√ GET THE SPEED BEFORE YOU PLAY.
Even if you're playing a course a few days in a row, like we do on tour, the green speeds are rarely the same from day to day. I always stroke a few downhill putts on the practice green to get a sense of how delicate I need to be. It's all about getting a feel.
√ CHECK YOUR BALL POSITION.
You always want to reduce the amount of skid in your putts. It's really important when you're putting downhill, because it's hard to judge speed if your ball starts off with a hop or two. To help roll it better, I play the ball slightly forward of center in my stance. This helps me hit up on the ball a little.
√ FOCUS ON THE LINE.
The speed you hit the putt should be locked into your head. It's a feel thing. But the line is really important, especially on downhill putts, because for the most part you just have to get the ball rolling on that line, and gravity will do the rest.

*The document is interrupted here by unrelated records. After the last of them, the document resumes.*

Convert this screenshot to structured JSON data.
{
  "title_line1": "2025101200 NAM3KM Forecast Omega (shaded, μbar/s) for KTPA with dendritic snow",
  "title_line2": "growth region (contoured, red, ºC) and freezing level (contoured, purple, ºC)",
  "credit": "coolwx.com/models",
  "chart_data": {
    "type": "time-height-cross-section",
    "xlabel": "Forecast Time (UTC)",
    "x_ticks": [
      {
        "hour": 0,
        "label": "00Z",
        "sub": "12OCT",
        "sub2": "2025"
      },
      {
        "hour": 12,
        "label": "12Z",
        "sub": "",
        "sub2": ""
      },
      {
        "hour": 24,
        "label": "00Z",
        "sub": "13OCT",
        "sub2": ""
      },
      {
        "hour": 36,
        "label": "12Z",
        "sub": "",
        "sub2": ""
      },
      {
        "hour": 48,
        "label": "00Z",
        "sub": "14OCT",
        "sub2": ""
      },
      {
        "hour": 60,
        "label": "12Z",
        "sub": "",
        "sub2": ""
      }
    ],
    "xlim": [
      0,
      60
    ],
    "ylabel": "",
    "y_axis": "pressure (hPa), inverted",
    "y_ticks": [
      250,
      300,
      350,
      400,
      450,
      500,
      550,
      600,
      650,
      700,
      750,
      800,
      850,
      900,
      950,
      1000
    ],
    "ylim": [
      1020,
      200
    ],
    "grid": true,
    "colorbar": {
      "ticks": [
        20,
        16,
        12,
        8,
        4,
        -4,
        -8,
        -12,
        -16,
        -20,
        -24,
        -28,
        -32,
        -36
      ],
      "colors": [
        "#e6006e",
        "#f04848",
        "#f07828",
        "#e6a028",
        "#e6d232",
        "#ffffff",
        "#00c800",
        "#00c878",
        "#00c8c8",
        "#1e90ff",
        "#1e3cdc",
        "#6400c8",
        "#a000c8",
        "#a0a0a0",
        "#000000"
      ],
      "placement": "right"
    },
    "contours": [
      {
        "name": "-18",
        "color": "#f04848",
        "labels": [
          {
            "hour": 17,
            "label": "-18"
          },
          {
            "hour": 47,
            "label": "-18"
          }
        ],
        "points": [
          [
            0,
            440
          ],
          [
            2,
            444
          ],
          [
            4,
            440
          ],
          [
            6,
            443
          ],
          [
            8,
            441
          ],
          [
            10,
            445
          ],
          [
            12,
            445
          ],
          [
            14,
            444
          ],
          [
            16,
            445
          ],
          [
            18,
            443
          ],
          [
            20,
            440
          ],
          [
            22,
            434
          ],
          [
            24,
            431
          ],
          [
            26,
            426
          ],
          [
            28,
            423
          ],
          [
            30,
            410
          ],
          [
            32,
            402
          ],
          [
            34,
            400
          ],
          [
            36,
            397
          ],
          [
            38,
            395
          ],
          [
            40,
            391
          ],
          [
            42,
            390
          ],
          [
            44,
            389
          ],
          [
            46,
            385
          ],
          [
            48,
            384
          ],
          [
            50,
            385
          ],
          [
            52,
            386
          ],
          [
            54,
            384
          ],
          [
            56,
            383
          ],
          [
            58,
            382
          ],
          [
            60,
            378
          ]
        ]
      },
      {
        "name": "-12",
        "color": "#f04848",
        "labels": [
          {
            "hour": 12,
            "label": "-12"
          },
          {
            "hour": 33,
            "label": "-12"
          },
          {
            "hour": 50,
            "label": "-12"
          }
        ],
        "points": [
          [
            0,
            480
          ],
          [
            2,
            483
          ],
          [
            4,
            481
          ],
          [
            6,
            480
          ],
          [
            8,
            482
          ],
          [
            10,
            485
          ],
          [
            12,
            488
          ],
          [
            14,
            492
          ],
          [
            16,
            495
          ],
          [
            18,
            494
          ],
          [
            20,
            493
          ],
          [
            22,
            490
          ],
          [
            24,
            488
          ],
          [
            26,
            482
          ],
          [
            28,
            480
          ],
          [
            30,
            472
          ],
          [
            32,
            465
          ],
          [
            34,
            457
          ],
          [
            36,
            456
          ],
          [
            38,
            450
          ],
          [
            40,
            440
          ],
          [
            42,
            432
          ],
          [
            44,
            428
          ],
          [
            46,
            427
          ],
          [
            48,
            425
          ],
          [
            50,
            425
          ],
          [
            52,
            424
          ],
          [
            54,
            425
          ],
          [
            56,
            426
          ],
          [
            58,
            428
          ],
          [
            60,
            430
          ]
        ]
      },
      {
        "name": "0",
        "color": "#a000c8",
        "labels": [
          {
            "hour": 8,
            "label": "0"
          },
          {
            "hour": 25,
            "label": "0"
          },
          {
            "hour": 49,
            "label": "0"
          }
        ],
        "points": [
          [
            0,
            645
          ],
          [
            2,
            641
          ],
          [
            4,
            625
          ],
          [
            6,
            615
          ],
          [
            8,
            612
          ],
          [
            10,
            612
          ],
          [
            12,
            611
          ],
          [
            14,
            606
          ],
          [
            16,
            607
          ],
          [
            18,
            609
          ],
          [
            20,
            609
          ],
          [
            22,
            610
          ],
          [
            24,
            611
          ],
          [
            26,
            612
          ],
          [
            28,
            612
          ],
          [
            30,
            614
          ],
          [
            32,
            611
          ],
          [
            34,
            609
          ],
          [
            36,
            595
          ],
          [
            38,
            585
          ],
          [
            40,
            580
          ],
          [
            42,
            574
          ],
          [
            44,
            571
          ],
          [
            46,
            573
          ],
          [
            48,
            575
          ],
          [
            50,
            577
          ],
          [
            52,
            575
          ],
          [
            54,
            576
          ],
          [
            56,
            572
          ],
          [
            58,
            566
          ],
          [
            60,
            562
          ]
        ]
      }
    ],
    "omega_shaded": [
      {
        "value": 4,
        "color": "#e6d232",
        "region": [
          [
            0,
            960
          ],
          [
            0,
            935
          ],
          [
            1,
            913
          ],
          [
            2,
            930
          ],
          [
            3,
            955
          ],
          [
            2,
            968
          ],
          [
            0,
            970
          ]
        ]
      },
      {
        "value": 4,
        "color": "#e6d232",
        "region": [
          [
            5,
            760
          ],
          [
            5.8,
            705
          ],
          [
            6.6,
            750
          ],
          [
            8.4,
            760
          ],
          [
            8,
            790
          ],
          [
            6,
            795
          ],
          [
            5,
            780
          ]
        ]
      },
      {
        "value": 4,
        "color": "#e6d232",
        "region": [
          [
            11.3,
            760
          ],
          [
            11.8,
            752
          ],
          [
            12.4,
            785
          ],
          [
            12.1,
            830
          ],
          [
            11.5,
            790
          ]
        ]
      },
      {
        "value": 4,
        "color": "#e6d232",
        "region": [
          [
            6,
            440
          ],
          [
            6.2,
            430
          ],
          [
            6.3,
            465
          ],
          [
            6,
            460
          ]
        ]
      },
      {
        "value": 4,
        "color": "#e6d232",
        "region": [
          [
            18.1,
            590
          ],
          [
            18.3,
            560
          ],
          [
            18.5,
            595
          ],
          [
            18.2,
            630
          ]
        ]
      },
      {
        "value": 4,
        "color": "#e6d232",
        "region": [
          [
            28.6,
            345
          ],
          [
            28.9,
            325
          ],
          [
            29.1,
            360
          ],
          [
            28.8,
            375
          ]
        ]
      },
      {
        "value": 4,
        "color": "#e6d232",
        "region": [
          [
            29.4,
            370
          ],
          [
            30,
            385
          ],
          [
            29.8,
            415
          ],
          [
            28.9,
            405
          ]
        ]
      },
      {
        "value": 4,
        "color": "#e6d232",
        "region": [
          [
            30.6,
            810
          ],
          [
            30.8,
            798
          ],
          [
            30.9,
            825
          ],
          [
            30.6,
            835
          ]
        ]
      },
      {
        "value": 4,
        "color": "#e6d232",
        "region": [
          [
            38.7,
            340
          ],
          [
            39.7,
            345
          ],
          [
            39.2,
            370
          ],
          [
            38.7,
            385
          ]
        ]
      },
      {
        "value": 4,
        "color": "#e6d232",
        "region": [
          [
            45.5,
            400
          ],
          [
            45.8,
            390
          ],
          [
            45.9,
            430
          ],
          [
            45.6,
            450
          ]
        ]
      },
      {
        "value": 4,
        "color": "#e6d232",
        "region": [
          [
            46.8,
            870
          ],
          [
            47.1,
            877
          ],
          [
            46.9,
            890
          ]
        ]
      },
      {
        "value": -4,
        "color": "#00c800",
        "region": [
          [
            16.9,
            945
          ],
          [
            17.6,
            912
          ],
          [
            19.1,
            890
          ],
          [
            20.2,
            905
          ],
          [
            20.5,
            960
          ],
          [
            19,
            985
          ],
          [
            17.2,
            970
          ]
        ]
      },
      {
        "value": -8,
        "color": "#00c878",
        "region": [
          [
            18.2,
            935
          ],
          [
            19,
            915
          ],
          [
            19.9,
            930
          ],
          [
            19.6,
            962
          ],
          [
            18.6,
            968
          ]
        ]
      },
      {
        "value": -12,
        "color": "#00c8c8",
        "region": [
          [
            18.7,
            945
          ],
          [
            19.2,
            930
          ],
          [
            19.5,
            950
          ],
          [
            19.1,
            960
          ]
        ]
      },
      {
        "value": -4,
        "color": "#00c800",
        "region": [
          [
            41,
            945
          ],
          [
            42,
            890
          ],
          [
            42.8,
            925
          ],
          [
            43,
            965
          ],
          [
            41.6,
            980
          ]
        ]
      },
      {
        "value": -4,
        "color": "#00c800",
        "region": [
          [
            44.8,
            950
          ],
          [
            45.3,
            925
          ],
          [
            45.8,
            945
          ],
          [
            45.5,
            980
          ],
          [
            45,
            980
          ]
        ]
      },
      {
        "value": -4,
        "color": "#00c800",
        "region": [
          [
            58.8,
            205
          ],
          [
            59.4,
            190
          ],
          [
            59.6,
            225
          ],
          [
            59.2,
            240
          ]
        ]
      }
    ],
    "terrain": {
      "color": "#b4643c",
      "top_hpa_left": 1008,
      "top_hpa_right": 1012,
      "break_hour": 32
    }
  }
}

I pick a line a foot and a half in front of the ball, see the line in my mind, and then get the ball started like it's on a track.
√ ONE FOOT, MAX.
When you're judging speed on a downhill putt, you want the ball trickling as it gets to the hole. If you miss, you don't want it to go any farther than a foot past the cup. Missing is never good, but look on the bright side: You've got an uphill putt coming back.
JASON DAY of Australia, won the 2010 HP Byron Nelson Championship on the PGA Tour. He made 21 putts longer than 25 feet on tour last year.